Updated Enjoying an avalanche of interest since its $33bn IPO, cloud-based data warehouse slinger Snowflake is promising support for unstructured data, ETL within its data cloud, and partners in its data market.
Launched in June, Snowflake's Data Cloud is designed to bring corporate data into one place for analysis and governance, although that has been the aim of data warehousing since it was born back in the 1980s.
Nonetheless, Snowflake, founded in 2012, says it is bringing a new "developer experience" to its Data Cloud, available across public hyperscalers AWS, Azure, and GCP. This means it is allowing data engineers, data scientists, and developers to build ETL/ELT, data preparation, and feature engineering into the Snowflake environment rather than using third-party tools.

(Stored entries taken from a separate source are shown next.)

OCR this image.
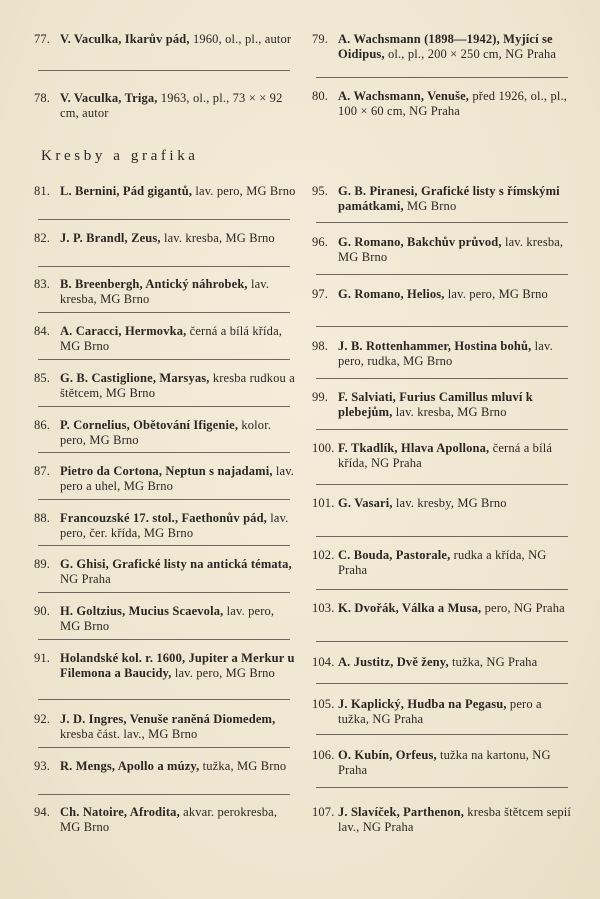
Kresby a grafika
77. V. Vaculka, Ikarův pád, 1960, ol., pl., autor
78. V. Vaculka, Triga, 1963, ol., pl., 73 × × 92 cm, autor
81. L. Bernini, Pád gigantů, lav. pero, MG Brno
82. J. P. Brandl, Zeus, lav. kresba, MG Brno
83. B. Breenbergh, Antický náhrobek, lav. kresba, MG Brno
84. A. Caracci, Hermovka, černá a bílá křída, MG Brno
85. G. B. Castiglione, Marsyas, kresba rudkou a štětcem, MG Brno
86. P. Cornelius, Obětování Ifigenie, kolor. pero, MG Brno
87. Pietro da Cortona, Neptun s najadami, lav. pero a uhel, MG Brno
88. Francouzské 17. stol., Faethonův pád, lav. pero, čer. křída, MG Brno
89. G. Ghisi, Grafické listy na antická témata, NG Praha
90. H. Goltzius, Mucius Scaevola, lav. pero, MG Brno
91. Holandské kol. r. 1600, Jupiter a Merkur u Filemona a Baucidy, lav. pero, MG Brno
92. J. D. Ingres, Venuše raněná Diomedem, kresba část. lav., MG Brno
93. R. Mengs, Apollo a múzy, tužka, MG Brno
94. Ch. Natoire, Afrodita, akvar. perokresba, MG Brno
79. A. Wachsmann (1898—1942), Myjící se Oidipus, ol., pl., 200 × 250 cm, NG Praha
80. A. Wachsmann, Venuše, před 1926, ol., pl., 100 × 60 cm, NG Praha
95. G. B. Piranesi, Grafické listy s římskými památkami, MG Brno
96. G. Romano, Bakchův průvod, lav. kresba, MG Brno
97. G. Romano, Helios, lav. pero, MG Brno
98. J. B. Rottenhammer, Hostina bohů, lav. pero, rudka, MG Brno
99. F. Salviati, Furius Camillus mluví k plebejům, lav. kresba, MG Brno
100. F. Tkadlík, Hlava Apollona, černá a bílá křída, NG Praha
101. G. Vasari, lav. kresby, MG Brno
102. C. Bouda, Pastorale, rudka a křída, NG Praha
103. K. Dvořák, Válka a Musa, pero, NG Praha
104. A. Justitz, Dvě ženy, tužka, NG Praha
105. J. Kaplický, Hudba na Pegasu, pero a tužka, NG Praha
106. O. Kubín, Orfeus, tužka na kartonu, NG Praha
107. J. Slavíček, Parthenon, kresba štětcem sepií lav., NG Praha
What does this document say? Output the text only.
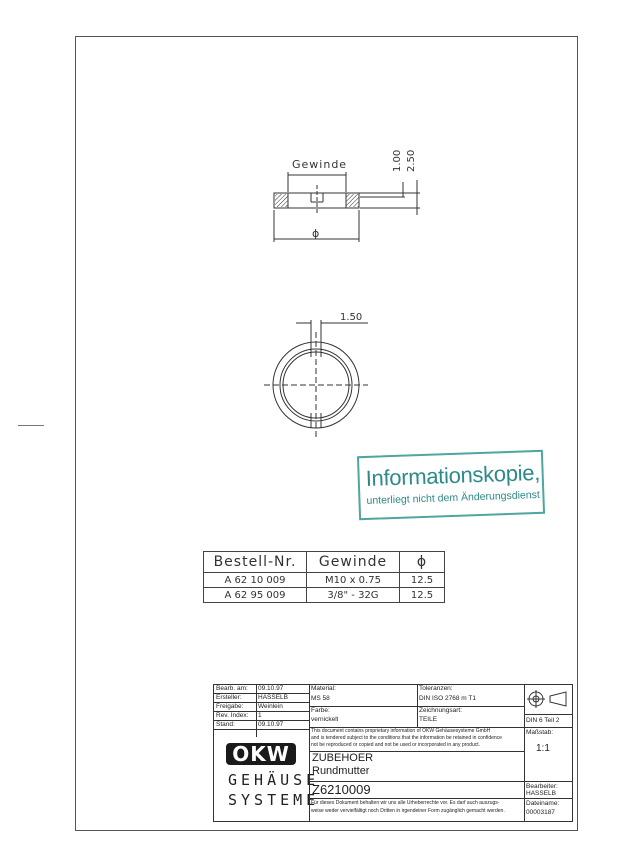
Gewinde
ϕ
1.00 2.50
1.50
Informationskopie,
unterliegt nicht dem Änderungsdienst
Bestell-Nr.	Gewinde	ϕ
A 62 10 009	M10 x 0.75	12.5
A 62 95 009	3/8" - 32G	12.5
Bearb. am: 09.10.97
Ersteller:	HASSELB
Freigabe: Weinlein
Rev. Index: 1
Stand:	09.10.97
OKW
GEHÄUSE
SYSTEME
Material:
MS 58
Farbe:
vernickelt
Toleranzen:
DIN ISO 2768 m T1
Zeichnungsart:
TEILE
This document contains proprietary information of OKW Gehäusesysteme GmbH
and is tendered subject to the conditions that the information be retained in confidence
not be reproduced or copied and not be used or incorporated in any product.
ZUBEHOER
Rundmutter
Z6210009
Für dieses Dokument behalten wir uns alle Urheberrechte vor. Es darf auch auszugs-
weise weder vervielfältigt noch Dritten in irgendeiner Form zugänglich gemacht werden.
DIN 6 Teil 2
Maßstab:
1:1
Bearbeiter:
HASSELB
Dateiname:
00003187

Snowflake has made its name as a data warehouse rebuilt for the cloud. It separated storage and compute, and allows users to create virtual warehouses as MPP compute clusters, composed of multiple compute nodes allocated by Snowflake from a cloud provider. But the core database is relational, like that of data warehouse stalwarts Teradata, IBM Netezza, and Oracle, and as such it is designed for structured data.
This week, Snowflake announced support for unstructured data such as audio, video, PDFs, and images. It has not said whether this will be through support for secondary NoSQL database technology or supported with the RDBMS, as Oracle says it does. It has yet to respond to The Register's request for more detail on this point.
The company is also adding data services to its Snowflake Data Marketplace. The point of the marketplace is to make it easier to ingest third-party data, into the analytics environment, as it is all in Snowflake's architecture. New here is allowing third-party service providers to enrich data by running risk assessments, augmenting a data set with behavioural scoring, or "simply outsourcing the more advanced analysis" without having to move the data, according to Snowflake.
Philip Howard, research director at Bloor Research, said Snowflake was not the only company integrating data connectivity within the data warehouse. He questioned what it would mean for data integration vendors that have built up a business around Snowflake such as Fivetran and Matillion. He also asked whether data engineers would want to be writing code or would prefer a no-code environment.
Howard said adding service providers to the Data Cloud might be useful to people who want enrichment such as address verification, but doubted whether users would be interested in outsourcing their analytics in the environment.
"It could be valuable, but how many people are going to outsource their predictive analytics? I don't know about that," he said.
Snowflake's support for unstructured data might benefit users who want light workloads in a hybrid environment, but heavy users of video analytics, for example, might want something more specialist, Howard said.
Here, too, Snowflake is far from unique. Just last week, Databricks promised support for structured SQL workloads in its data lake environment. As far back as 2012, Teradata has been offering support for unstructured data in its Aster analytics environment by integrating Hadoop. ®
Updated to add
According to Snowflake, support for unstructured data starts with the fact its storage layer is built on object storage such as AWS S3.
Christian Kleinerman, SVP of product, told The Register: "This gives Snowflake the ability to store files directly in its storage subsystem in addition to regular structured and semi-structured data." That's just storage, not analysis.
But he added that Snowflake's Stages offers a "way to specify a bucket of cloud object storage".
"Stages is today used for — typically temporary — storage of files to ingest into Snowflake such as json, parquet, csv," Kleinerman said. "We are expanding the concept of Stages to allow for permanent storage of any type of file. In terms of operations, Snowflake will allow querying metadata of such files, such as file size or name, and retrieve URLs to enable consumption of file content by applications."
So, although Snowflake is helping applications address unstructured data, it is not storing unstructured data directly in its database.